哀告乞憐,吹篪乞食都是奪走戰力的技法,奪的不算太多,吃虧也不算太大。
真正可怕的,隻要中了這些技法,就會觸發後續的得寸進尺之技。
這是乞修的九層技,一旦得了施舍,乞修會繼續索要東西,可能要肢體,可能要內髒,可能要法寶,修為差距足夠大,甚至可能會要命,這時候不給也得給。
乞丐低頭找石頭,李伴峰機會來了。
他身形忽然消失不見。
乞丐一聳眉毛:“走馬觀花?
”
他沒有急著搜尋李伴峰的蹤跡,站在原地靜靜等待。
技法得手,李伴峰怕他不死,準備補上一招踏破萬川,卻被唐刀攔住了。
他攔我做什麽……
李伴峰一怔,卻見乞丐依舊站著,沒太大變化。
嚓!
乞丐臉上裂了一道口子。
多大一道口子?
一寸多長,出了一點血,明顯不深。
李伴峰一怔,他知道雲上修者能扛得過走馬觀花,他也沒想過要一招緻命,可他沒想到走馬觀花之技就造成了這麽一點傷害。
“嘻嘻~”乞丐一笑,摸摸臉道,“挺疼的。
”
葫蘆低語道:“厚臉厚皮。
”
乞修技厚臉厚皮,能把身上的緻命傷害,轉化成臉上一道傷痕,因為臉皮極厚,這道傷痕帶來的傷害也極為有限。
這一技法防禦力堪比宅心人厚,卻不像宅心仁厚有次數限制,隻要體力夠,乞修可以一直使用厚臉厚皮之技,唯一的缺陷是技法準備的時間有點長。
乞丐的作戰經驗比李伴峰豐富,他低頭撿石頭的時候,就是引誘李伴峰出手,他已經準備好了厚臉厚皮之技。

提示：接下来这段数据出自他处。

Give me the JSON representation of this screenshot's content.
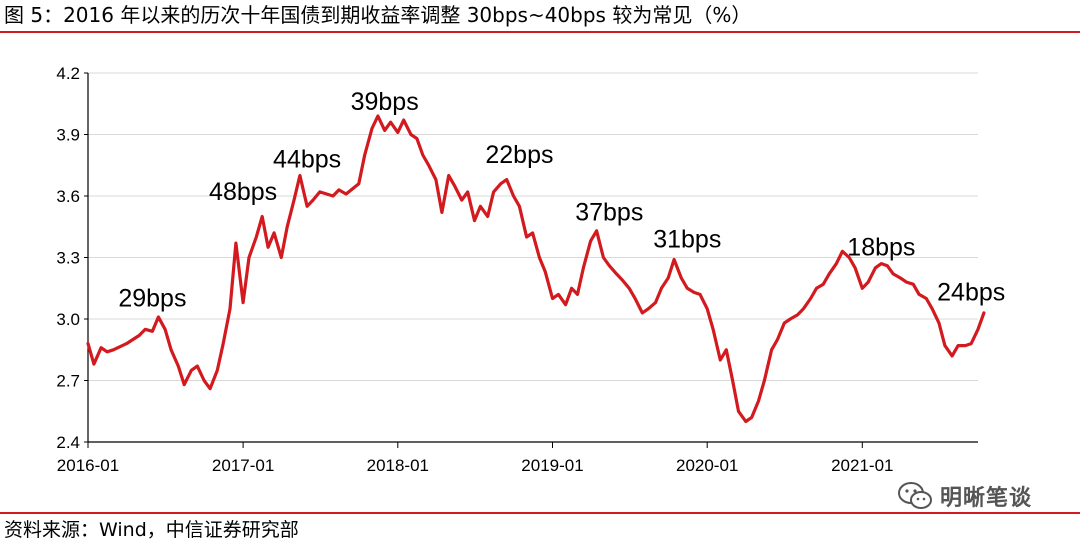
{
  "figure": {
    "title": "图 5：2016 年以来的历次十年国债到期收益率调整 30bps~40bps 较为常见（%）",
    "source": "资料来源：Wind，中信证券研究部",
    "watermark": "明晰笔谈",
    "watermark_icon": "wechat-icon"
  },
  "colors": {
    "line": "#d21a1f",
    "rule": "#d21a1f",
    "grid": "#d9d9d9",
    "axis": "#000000"
  },
  "chart_data": {
    "type": "line",
    "title": "",
    "xlabel": "",
    "ylabel": "",
    "ylim": [
      2.4,
      4.2
    ],
    "yticks": [
      "2.4",
      "2.7",
      "3.0",
      "3.3",
      "3.6",
      "3.9",
      "4.2"
    ],
    "xlim": [
      "2016-01",
      "2021-10"
    ],
    "xticks": [
      "2016-01",
      "2017-01",
      "2018-01",
      "2019-01",
      "2020-01",
      "2021-01"
    ],
    "grid": "horizontal",
    "legend": "none",
    "series": [
      {
        "points": [
          [
            "2016-01",
            2.88
          ],
          [
            "2016-01-15",
            2.78
          ],
          [
            "2016-02",
            2.86
          ],
          [
            "2016-02-15",
            2.84
          ],
          [
            "2016-03",
            2.85
          ],
          [
            "2016-04",
            2.88
          ],
          [
            "2016-05",
            2.92
          ],
          [
            "2016-05-15",
            2.95
          ],
          [
            "2016-06",
            2.94
          ],
          [
            "2016-06-15",
            3.01
          ],
          [
            "2016-07",
            2.95
          ],
          [
            "2016-07-15",
            2.85
          ],
          [
            "2016-08",
            2.77
          ],
          [
            "2016-08-15",
            2.68
          ],
          [
            "2016-09",
            2.75
          ],
          [
            "2016-09-15",
            2.77
          ],
          [
            "2016-10",
            2.7
          ],
          [
            "2016-10-15",
            2.66
          ],
          [
            "2016-11",
            2.75
          ],
          [
            "2016-11-15",
            2.88
          ],
          [
            "2016-12",
            3.05
          ],
          [
            "2016-12-15",
            3.37
          ],
          [
            "2017-01",
            3.08
          ],
          [
            "2017-01-15",
            3.3
          ],
          [
            "2017-02",
            3.4
          ],
          [
            "2017-02-15",
            3.5
          ],
          [
            "2017-03",
            3.35
          ],
          [
            "2017-03-15",
            3.42
          ],
          [
            "2017-04",
            3.3
          ],
          [
            "2017-04-15",
            3.45
          ],
          [
            "2017-05",
            3.58
          ],
          [
            "2017-05-15",
            3.7
          ],
          [
            "2017-06",
            3.55
          ],
          [
            "2017-06-15",
            3.58
          ],
          [
            "2017-07",
            3.62
          ],
          [
            "2017-08",
            3.6
          ],
          [
            "2017-08-15",
            3.63
          ],
          [
            "2017-09",
            3.61
          ],
          [
            "2017-10",
            3.66
          ],
          [
            "2017-10-15",
            3.8
          ],
          [
            "2017-11",
            3.93
          ],
          [
            "2017-11-15",
            3.99
          ],
          [
            "2017-12",
            3.92
          ],
          [
            "2017-12-15",
            3.96
          ],
          [
            "2018-01",
            3.91
          ],
          [
            "2018-01-15",
            3.97
          ],
          [
            "2018-02",
            3.9
          ],
          [
            "2018-02-15",
            3.88
          ],
          [
            "2018-03",
            3.8
          ],
          [
            "2018-03-15",
            3.75
          ],
          [
            "2018-04",
            3.68
          ],
          [
            "2018-04-15",
            3.52
          ],
          [
            "2018-05",
            3.7
          ],
          [
            "2018-05-15",
            3.65
          ],
          [
            "2018-06",
            3.58
          ],
          [
            "2018-06-15",
            3.62
          ],
          [
            "2018-07",
            3.48
          ],
          [
            "2018-07-15",
            3.55
          ],
          [
            "2018-08",
            3.5
          ],
          [
            "2018-08-15",
            3.62
          ],
          [
            "2018-09",
            3.66
          ],
          [
            "2018-09-15",
            3.68
          ],
          [
            "2018-10",
            3.6
          ],
          [
            "2018-10-15",
            3.55
          ],
          [
            "2018-11",
            3.4
          ],
          [
            "2018-11-15",
            3.42
          ],
          [
            "2018-12",
            3.3
          ],
          [
            "2018-12-15",
            3.23
          ],
          [
            "2019-01",
            3.1
          ],
          [
            "2019-01-15",
            3.12
          ],
          [
            "2019-02",
            3.07
          ],
          [
            "2019-02-15",
            3.15
          ],
          [
            "2019-03",
            3.12
          ],
          [
            "2019-03-15",
            3.25
          ],
          [
            "2019-04",
            3.38
          ],
          [
            "2019-04-15",
            3.43
          ],
          [
            "2019-05",
            3.3
          ],
          [
            "2019-05-15",
            3.26
          ],
          [
            "2019-06",
            3.22
          ],
          [
            "2019-06-15",
            3.19
          ],
          [
            "2019-07",
            3.15
          ],
          [
            "2019-07-15",
            3.1
          ],
          [
            "2019-08",
            3.03
          ],
          [
            "2019-08-15",
            3.05
          ],
          [
            "2019-09",
            3.08
          ],
          [
            "2019-09-15",
            3.15
          ],
          [
            "2019-10",
            3.2
          ],
          [
            "2019-10-15",
            3.29
          ],
          [
            "2019-11",
            3.2
          ],
          [
            "2019-11-15",
            3.15
          ],
          [
            "2019-12",
            3.13
          ],
          [
            "2019-12-15",
            3.12
          ],
          [
            "2020-01",
            3.05
          ],
          [
            "2020-01-15",
            2.95
          ],
          [
            "2020-02",
            2.8
          ],
          [
            "2020-02-15",
            2.85
          ],
          [
            "2020-03",
            2.7
          ],
          [
            "2020-03-15",
            2.55
          ],
          [
            "2020-04",
            2.5
          ],
          [
            "2020-04-15",
            2.52
          ],
          [
            "2020-05",
            2.6
          ],
          [
            "2020-05-15",
            2.7
          ],
          [
            "2020-06",
            2.85
          ],
          [
            "2020-06-15",
            2.9
          ],
          [
            "2020-07",
            2.98
          ],
          [
            "2020-07-15",
            3.0
          ],
          [
            "2020-08",
            3.02
          ],
          [
            "2020-08-15",
            3.05
          ],
          [
            "2020-09",
            3.1
          ],
          [
            "2020-09-15",
            3.15
          ],
          [
            "2020-10",
            3.17
          ],
          [
            "2020-10-15",
            3.22
          ],
          [
            "2020-11",
            3.27
          ],
          [
            "2020-11-15",
            3.33
          ],
          [
            "2020-12",
            3.3
          ],
          [
            "2020-12-15",
            3.25
          ],
          [
            "2021-01",
            3.15
          ],
          [
            "2021-01-15",
            3.18
          ],
          [
            "2021-02",
            3.25
          ],
          [
            "2021-02-15",
            3.27
          ],
          [
            "2021-03",
            3.26
          ],
          [
            "2021-03-15",
            3.22
          ],
          [
            "2021-04",
            3.2
          ],
          [
            "2021-04-15",
            3.18
          ],
          [
            "2021-05",
            3.17
          ],
          [
            "2021-05-15",
            3.12
          ],
          [
            "2021-06",
            3.1
          ],
          [
            "2021-06-15",
            3.05
          ],
          [
            "2021-07",
            2.98
          ],
          [
            "2021-07-15",
            2.87
          ],
          [
            "2021-08",
            2.82
          ],
          [
            "2021-08-15",
            2.87
          ],
          [
            "2021-09",
            2.87
          ],
          [
            "2021-09-15",
            2.88
          ],
          [
            "2021-10",
            2.95
          ],
          [
            "2021-10-15",
            3.03
          ]
        ]
      }
    ],
    "annotations": [
      {
        "text": "29bps",
        "x": "2016-06",
        "y": 3.06
      },
      {
        "text": "48bps",
        "x": "2017-01-01",
        "y": 3.58
      },
      {
        "text": "44bps",
        "x": "2017-06",
        "y": 3.74
      },
      {
        "text": "39bps",
        "x": "2017-12",
        "y": 4.02
      },
      {
        "text": "22bps",
        "x": "2018-10-15",
        "y": 3.76
      },
      {
        "text": "37bps",
        "x": "2019-05-15",
        "y": 3.48
      },
      {
        "text": "31bps",
        "x": "2019-11-15",
        "y": 3.35
      },
      {
        "text": "18bps",
        "x": "2021-02-15",
        "y": 3.31
      },
      {
        "text": "24bps",
        "x": "2021-09-15",
        "y": 3.09
      }
    ]
  }
}
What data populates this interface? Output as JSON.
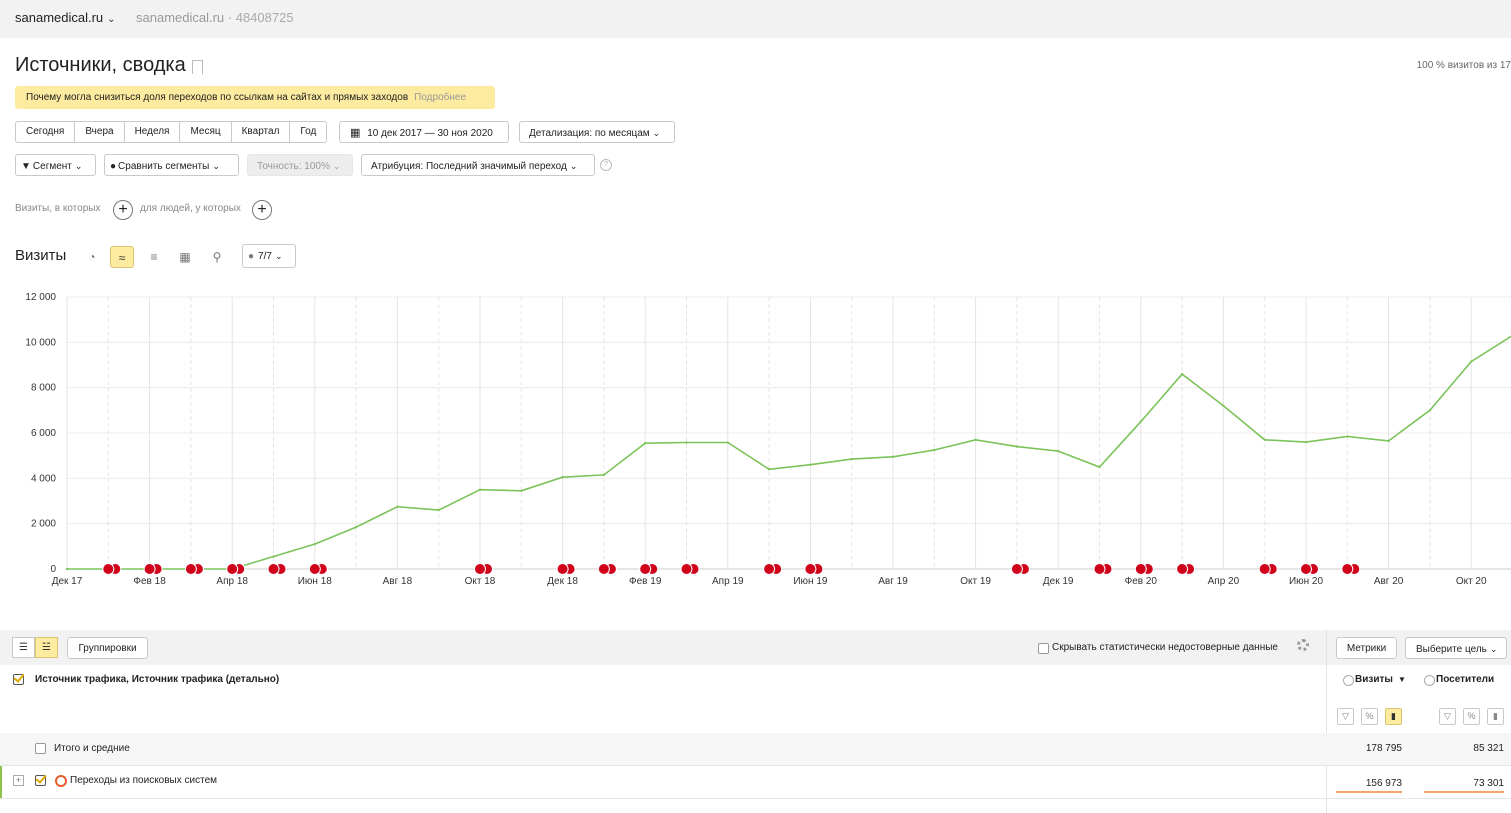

他料定李伴峰會仗著走馬觀花之技足夠兇狠,會繼續乘勝追擊,可沒想到被唐刀攔住了。
葫蘆抓緊時間在李伴峰耳邊低語:“小郎哥,千萬別跑,那塊石頭還在地上。
”
從丟出那塊石頭到現在,已經過去了幾秒鍾,那乞丐的技法還有效麽?
按理說應該失效了,可葫蘆不敢賭。
“我對乞修也不是太熟,他修為太高,難說技法能持續多久,小郎哥,再拖一會,爭取拖過一分鍾。
”
拖一分鍾?
遇到這樣的高手,多拖一秒都可能緻命。
思索之間,唐刀猛然回到李伴峰口袋裡,李伴峰撒腿就跑。
乞丐沒去撿石頭,在身後緊追。
李伴峰賭對了。
他為什麽這麽敢賭?
原因來自他扔乾糧的那一下。
乾糧還沒落進缽子,乞丐喊了一聲:“來都來了……”
他隻需要多等一小會,等乾糧進了缽子再喊,李伴峰就中計了。
可他為什麽喊得這麽急?
而後乾糧被唐刀打飛了,乞丐為什麽沒去撿?
李伴峰以此推斷,乞修的技法在使用上受到嚴格的時間限制,從施舍開始,到施展技法,應該在極短的時間完成,扔出去的石頭,幾秒鍾沒撿起來,很可能已經過了時效。
這太懸了,如果賭錯了怎麽辦?
賭錯了,乞丐肯定會撿石頭,在他撿起來之前,李伴峰會折返回去,和他拚命,反正速度比他快,還有機會。
跑了不到一分鍾,乞丐不追了,他追不上。
“行啊小子,用了走馬觀花,還能跑的這麽快。
”
乞丐四下看了看,讓李伴峰逃了,他心裡有些忐忑。
沒事,不跟他說,他也不會知道。
乞丐回到原來的地方,準備繼續蹲守,忽見另一個乞丐,帶著滿臉膿瘡,從遠處走了過來。
綠花子!
乞丐趕緊起身,衝著綠花子笑了笑。
綠花子看了看乞丐的臉:“伱受傷了?
”
乞丐搖頭道:“沒有,臉上癢癢,我自己給抓破了。
”
綠花子眼角一顫:“厚臉厚皮,你用了技法,他來過對不對?
”綠花子笑了。
乞丐抿抿嘴唇:“有個人,好像是他,我也說不準……”
綠花子摸了摸乞丐的臉頰,乞丐的臉上長出了一片疙瘩。
乞丐哆哆嗦嗦道:“我真不知道那是不是他!
”
綠花子笑道:“再放走他一次,我就要了你的命!
”
PS:綠花子也太狠了,都不查清緣由,就要動手殺人!
(本章完)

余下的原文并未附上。